An Ubuntu Experiment, Part 2

As a follow-up to my previous entry, An Ubuntu Experiment, I wanted to keep you updated on how my neighbors are doing with their new Ubuntu workstation. I caught up with them yesterday to discuss how things are running.

The first report was that things are going great. They’ve got everything figured out and running, they even saw that it had a firewall, but, they asked, it has no antivirus! Do they need antivirus, they wanted to know.

I explained to them that there was antivirus protection programs available, but that right now, due to the nature of Linux, it really wasn’t necessary. I explained that they should be careful of running things with which they are unfamiliar, but that viruses were unlikely to be a problem. It took some convincing.

The mother was hooked on games. They were psyched to have new games besides Freecell and Solitaire, and she enjoyed the abundance of games on the default install.

They were unable to get their video camera to work. They told me the disk that came with it didn’t work. I explained that the driver and software was for Windows, and that the camera probably worked fine. “But,” I asked, “which program were you using it with?” Blank. “Well,” I continued, “what are you trying to do?” Blank. They hadn’t really considered why they needed or wanted the camera. It just was there. We’ll revisit that with them later.

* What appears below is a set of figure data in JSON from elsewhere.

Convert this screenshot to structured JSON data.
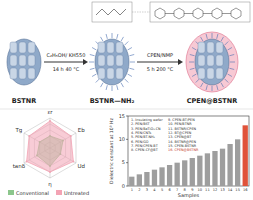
{
  "scheme": {
    "steps": [
      {
        "label": "BSTNR"
      },
      {
        "label": "BSTNR—NH₂"
      },
      {
        "label": "CPEN@BSTNR"
      }
    ],
    "reactions": [
      {
        "reagents": "C₂H₅OH/ KH550",
        "conditions": "14 h 40 °C"
      },
      {
        "reagents": "CPEN/NMP",
        "conditions": "5 h 200 °C"
      }
    ]
  },
  "chart_data": [
    {
      "type": "radar",
      "categories": [
        "εr",
        "Eb",
        "Ud",
        "η",
        "tanδ",
        "Tg"
      ],
      "series": [
        {
          "name": "Conventional",
          "color": "#8cc68c",
          "values": [
            2,
            2.5,
            2,
            3,
            2.5,
            2
          ]
        },
        {
          "name": "Untreated",
          "color": "#f3a3b4",
          "values": [
            4.5,
            4,
            4.5,
            4,
            4.5,
            4
          ]
        }
      ],
      "ylim": [
        0,
        5
      ],
      "yticks": [
        1,
        2,
        3,
        4,
        5
      ],
      "tick_labels": false,
      "legend": "bottom"
    },
    {
      "type": "bar",
      "x_label": "Samples",
      "y_label": "Dielectric constant at 10³ Hz",
      "categories": [
        "1",
        "2",
        "3",
        "4",
        "5",
        "6",
        "7",
        "8",
        "9",
        "10",
        "11",
        "12",
        "13",
        "14",
        "15",
        "16"
      ],
      "values": [
        2,
        2.5,
        3,
        3.5,
        4,
        4.5,
        5,
        5.5,
        6,
        6.5,
        7,
        7.5,
        8,
        9,
        10,
        13
      ],
      "colors": [
        "#9e9e9e",
        "#9e9e9e",
        "#9e9e9e",
        "#9e9e9e",
        "#9e9e9e",
        "#9e9e9e",
        "#9e9e9e",
        "#9e9e9e",
        "#9e9e9e",
        "#9e9e9e",
        "#9e9e9e",
        "#9e9e9e",
        "#9e9e9e",
        "#9e9e9e",
        "#9e9e9e",
        "#e0533a"
      ],
      "ylim": [
        0,
        15
      ],
      "yticks": [
        0,
        5,
        10,
        15
      ],
      "annotations": [
        "1. Insulating wafer",
        "2. PEN/BST",
        "3. PEN/BaTiO₃-CN",
        "4. PEN/CNTs",
        "5. PEN/BT-NH₂",
        "6. PEN/GO",
        "7. PEN/CPEN-BT",
        "8. CPEN-CF@BT",
        "9. CPEN-BT/PEN",
        "10. PEN/BTNR",
        "11. BSTNR/CPEN",
        "12. BT@CPEN",
        "13. CPEN@BT",
        "14. BSTNR@PEN",
        "15. CPEN-BSTNR",
        "16. CPEN@BSTNR"
      ]
    }
  ]
}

Their internet experience was complete. They got Flash installed. They got MP3s working. They understood Firefox. They were also able to get their digital camera synced.

So far, the experiment is going very well.

One Reply to “An Ubuntu Experiment, Part 2”

  1. Is it a digicam, camcorder or webcam? If it’s a digicam, it should work. If it’s a camcorder, it will work easily, with little work. If it’s a webcam, chances are that it won’t work out of the box, and if it will, there are no apps beyond Ekiga that use it, so it won’t be of practical usage for them.